The present deal extends Affimed’s cash runway by about one year, to the first half of 2023. The company, which reported third-quarter results earlier Nov. 10, held €97.3 million (US$114.9 million) at Sept. 30. Including the proceeds from Roivant, its pro forma cash position at the end of Q3 was €131.5 million.
“We have the capacity to do more deals like the Roivant and Genentech deals,” Mueller said. “We can probably be a little more selective now.” It is also open to further clinical collaboration agreements that pair its ICE molecules with checkpoint inhibitors that act either on T cells or on innate immune cells.
“We clearly know we’re synergistic with PD-1,” Mueller said. A combination of its lead ICE molecule, AFM (CD30 x CD16a) and the PD-1 inhibitor Keytruda (pembrolizumab, Merck & Co. Inc.) delivered an objective response rate of 83% (88% at the highest dose) in a phase Ib trial in patients with relapsed or refractory (r/r) Hodgkin lymphoma. The company reported Nov. 10 that a registration-directed phase II monotherapy trial of AFM-13 in patients with r/r CD30-positive peripheral T-cell lymphoma has recruited the necessary 40 patients required for an interim analysis. It expects the data to become available in the first half of next year.
Affimed’s focus is now completely trained on its ICE molecules.
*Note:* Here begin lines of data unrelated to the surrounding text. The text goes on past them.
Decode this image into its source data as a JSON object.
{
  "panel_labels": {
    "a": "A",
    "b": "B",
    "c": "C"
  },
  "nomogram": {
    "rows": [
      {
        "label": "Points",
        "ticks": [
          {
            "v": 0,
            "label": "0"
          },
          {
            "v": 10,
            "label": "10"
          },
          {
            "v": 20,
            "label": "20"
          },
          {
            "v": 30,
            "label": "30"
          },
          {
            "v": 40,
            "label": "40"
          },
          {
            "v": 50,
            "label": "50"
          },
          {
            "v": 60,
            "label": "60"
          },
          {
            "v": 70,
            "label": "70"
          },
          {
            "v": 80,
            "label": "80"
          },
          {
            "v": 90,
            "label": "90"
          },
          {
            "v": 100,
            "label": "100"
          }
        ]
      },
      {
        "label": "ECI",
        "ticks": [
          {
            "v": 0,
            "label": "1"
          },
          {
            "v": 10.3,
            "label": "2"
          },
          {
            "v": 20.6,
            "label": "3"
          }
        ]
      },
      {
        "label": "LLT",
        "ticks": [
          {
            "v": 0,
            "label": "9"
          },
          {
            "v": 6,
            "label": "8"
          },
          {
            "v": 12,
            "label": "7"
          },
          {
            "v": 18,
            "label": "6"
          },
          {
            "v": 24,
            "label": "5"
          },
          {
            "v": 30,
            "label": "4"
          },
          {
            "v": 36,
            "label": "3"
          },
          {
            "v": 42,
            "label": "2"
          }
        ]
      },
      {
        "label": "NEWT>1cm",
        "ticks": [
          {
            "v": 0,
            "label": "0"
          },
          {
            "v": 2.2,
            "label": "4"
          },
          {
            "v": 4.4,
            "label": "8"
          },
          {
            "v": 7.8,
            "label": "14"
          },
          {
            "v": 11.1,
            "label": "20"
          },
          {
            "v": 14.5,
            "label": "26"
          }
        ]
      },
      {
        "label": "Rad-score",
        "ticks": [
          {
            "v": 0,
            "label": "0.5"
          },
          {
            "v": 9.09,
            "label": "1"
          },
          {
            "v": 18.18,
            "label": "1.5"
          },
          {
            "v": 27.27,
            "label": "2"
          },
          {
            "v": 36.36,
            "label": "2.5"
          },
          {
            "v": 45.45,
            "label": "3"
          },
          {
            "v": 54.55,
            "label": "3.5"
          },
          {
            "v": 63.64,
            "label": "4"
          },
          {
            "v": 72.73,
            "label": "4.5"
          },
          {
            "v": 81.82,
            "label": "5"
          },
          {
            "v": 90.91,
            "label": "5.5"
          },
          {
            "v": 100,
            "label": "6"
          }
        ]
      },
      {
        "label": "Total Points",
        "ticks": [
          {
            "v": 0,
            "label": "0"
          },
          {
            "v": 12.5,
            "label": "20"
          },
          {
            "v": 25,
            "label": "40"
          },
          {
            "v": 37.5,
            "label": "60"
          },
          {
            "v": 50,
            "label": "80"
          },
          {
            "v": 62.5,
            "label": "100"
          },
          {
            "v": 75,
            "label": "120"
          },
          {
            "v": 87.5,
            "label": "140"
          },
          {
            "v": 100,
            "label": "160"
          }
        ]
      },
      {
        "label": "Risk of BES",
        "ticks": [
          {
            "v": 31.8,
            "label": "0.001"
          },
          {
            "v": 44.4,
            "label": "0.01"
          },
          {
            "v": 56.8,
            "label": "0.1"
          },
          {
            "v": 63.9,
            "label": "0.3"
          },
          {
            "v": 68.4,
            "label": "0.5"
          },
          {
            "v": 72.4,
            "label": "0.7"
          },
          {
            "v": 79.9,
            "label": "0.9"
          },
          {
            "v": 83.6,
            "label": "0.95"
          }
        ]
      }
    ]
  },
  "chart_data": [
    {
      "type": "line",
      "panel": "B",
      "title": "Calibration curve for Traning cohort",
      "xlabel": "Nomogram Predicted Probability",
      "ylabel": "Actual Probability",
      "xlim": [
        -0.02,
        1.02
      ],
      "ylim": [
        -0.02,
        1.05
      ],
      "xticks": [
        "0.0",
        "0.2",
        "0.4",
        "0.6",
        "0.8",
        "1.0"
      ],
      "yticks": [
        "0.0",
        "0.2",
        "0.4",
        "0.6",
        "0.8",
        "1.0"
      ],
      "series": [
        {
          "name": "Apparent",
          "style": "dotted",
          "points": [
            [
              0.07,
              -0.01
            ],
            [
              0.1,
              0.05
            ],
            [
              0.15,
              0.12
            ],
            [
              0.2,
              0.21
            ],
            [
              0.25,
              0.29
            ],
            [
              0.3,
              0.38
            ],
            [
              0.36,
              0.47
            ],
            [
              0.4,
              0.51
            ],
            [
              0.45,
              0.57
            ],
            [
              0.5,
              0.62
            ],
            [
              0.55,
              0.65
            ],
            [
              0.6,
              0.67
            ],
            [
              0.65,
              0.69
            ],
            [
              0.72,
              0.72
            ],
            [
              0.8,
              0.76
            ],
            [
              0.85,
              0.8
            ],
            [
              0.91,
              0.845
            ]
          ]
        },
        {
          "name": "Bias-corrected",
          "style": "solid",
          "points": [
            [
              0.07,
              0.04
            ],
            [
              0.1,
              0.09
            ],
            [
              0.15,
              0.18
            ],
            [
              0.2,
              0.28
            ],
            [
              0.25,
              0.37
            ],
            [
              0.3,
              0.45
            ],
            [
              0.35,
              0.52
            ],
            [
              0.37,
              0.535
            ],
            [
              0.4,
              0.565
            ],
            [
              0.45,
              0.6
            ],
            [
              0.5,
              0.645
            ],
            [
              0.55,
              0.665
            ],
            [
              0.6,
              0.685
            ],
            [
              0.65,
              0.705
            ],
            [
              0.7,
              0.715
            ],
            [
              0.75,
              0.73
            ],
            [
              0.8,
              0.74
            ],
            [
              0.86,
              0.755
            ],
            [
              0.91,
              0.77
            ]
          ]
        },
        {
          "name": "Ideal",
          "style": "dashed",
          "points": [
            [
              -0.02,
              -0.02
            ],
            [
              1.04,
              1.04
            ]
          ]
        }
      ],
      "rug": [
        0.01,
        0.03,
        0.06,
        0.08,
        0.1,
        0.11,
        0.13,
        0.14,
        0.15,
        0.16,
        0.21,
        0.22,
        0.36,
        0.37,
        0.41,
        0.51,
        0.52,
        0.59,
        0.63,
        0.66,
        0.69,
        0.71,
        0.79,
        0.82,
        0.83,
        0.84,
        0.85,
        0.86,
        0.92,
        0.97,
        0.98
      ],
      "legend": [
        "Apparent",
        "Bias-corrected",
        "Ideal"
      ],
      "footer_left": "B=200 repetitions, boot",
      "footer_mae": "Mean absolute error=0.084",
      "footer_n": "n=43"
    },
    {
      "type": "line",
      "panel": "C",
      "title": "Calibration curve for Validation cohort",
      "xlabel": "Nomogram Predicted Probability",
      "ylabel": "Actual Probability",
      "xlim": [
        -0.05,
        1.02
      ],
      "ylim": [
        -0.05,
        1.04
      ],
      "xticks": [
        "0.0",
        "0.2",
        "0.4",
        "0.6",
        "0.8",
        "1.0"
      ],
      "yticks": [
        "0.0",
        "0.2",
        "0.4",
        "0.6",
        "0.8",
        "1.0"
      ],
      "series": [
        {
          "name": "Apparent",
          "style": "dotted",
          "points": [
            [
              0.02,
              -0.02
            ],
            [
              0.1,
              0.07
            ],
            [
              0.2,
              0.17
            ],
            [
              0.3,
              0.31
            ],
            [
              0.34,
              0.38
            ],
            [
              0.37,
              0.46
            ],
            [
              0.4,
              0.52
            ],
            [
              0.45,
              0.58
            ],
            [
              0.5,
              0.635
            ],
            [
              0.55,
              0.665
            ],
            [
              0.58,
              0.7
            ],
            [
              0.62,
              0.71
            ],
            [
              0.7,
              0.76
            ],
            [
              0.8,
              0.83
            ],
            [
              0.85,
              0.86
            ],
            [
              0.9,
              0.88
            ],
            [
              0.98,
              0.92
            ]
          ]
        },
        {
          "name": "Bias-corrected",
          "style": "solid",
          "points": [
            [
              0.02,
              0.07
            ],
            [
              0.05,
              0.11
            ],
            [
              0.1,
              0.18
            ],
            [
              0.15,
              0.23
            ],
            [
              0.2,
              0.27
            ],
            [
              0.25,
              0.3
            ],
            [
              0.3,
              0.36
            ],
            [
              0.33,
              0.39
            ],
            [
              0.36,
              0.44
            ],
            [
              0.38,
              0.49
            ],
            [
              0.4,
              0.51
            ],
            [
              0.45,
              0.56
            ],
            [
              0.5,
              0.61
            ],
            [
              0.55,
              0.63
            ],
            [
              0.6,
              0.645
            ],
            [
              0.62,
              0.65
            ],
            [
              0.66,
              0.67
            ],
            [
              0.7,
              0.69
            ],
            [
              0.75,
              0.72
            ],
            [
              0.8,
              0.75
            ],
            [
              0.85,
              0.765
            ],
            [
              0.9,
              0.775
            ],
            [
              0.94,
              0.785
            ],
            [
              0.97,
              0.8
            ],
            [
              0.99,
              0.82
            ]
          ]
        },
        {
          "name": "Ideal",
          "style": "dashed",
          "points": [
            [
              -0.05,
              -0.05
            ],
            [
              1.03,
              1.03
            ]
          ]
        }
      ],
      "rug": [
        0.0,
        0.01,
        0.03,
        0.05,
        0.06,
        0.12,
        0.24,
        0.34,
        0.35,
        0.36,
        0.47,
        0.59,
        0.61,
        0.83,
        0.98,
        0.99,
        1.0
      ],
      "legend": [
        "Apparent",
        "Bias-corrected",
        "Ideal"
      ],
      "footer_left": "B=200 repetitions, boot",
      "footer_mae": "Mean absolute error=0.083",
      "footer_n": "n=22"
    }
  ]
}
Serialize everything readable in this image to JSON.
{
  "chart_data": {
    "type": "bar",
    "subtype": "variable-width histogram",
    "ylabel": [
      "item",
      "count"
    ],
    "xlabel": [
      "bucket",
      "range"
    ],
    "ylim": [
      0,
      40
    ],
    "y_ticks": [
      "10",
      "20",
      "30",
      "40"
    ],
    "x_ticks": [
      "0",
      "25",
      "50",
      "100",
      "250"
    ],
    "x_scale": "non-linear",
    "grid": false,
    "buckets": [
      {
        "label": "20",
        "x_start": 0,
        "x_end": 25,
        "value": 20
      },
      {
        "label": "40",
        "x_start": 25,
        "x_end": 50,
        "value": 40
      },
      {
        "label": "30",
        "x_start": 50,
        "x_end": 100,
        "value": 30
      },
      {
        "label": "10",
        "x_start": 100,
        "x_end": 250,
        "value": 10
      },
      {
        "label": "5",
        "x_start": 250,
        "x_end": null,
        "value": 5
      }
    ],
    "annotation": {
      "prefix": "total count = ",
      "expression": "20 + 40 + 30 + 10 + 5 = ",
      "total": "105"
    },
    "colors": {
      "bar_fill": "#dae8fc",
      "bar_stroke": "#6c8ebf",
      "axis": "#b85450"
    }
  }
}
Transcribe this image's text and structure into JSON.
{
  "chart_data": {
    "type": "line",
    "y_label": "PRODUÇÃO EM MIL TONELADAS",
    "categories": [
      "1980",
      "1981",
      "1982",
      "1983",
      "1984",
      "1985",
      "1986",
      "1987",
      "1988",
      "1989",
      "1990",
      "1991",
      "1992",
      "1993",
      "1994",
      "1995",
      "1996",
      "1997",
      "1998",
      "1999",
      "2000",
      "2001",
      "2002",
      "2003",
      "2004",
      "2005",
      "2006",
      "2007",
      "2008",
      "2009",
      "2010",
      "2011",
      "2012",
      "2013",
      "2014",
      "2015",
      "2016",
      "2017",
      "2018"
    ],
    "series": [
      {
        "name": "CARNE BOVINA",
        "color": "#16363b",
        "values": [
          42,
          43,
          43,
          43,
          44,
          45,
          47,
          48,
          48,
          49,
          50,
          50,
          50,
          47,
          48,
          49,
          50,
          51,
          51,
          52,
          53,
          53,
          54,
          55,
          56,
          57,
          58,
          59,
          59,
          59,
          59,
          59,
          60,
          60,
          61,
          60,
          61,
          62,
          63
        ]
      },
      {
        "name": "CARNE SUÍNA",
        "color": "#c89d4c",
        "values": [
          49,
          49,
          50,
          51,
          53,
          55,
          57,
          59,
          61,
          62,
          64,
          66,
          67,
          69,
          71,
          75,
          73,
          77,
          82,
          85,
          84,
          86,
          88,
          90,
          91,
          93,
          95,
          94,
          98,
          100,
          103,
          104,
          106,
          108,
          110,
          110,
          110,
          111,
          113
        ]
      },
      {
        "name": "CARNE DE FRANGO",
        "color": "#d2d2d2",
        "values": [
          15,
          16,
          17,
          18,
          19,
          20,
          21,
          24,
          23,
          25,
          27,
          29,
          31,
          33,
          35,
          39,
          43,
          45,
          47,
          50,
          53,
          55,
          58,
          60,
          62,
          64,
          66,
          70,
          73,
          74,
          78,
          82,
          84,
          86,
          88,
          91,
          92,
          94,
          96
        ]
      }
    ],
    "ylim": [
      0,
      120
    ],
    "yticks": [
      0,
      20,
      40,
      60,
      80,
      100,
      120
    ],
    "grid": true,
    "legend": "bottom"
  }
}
It exited the crowded T-cell engager space after a clinical hold was put on its then-lead program, AFM-11 (CD3 x CD19), in a phase I trial in r/r B-cell non-Hodgkin lymphoma and B-cell acute lymphoblastic leukemia, following the emergence of serious adverse events, including one patient death.
The company has also reshuffled its C-suite this year, adding Arndt Schottelius, Andreas Harstrick and Angus Smith as chief scientific officer, chief medical officer and chief financial officer, respectively. A strategic realignment of the company is now completed. “I believe we’ve turned the corner in that regard,” Mueller said.
Shares in Affimed (NASDAQ:AFMD) gained 13% on the Roivant news, closing Nov. 10 at $4.22.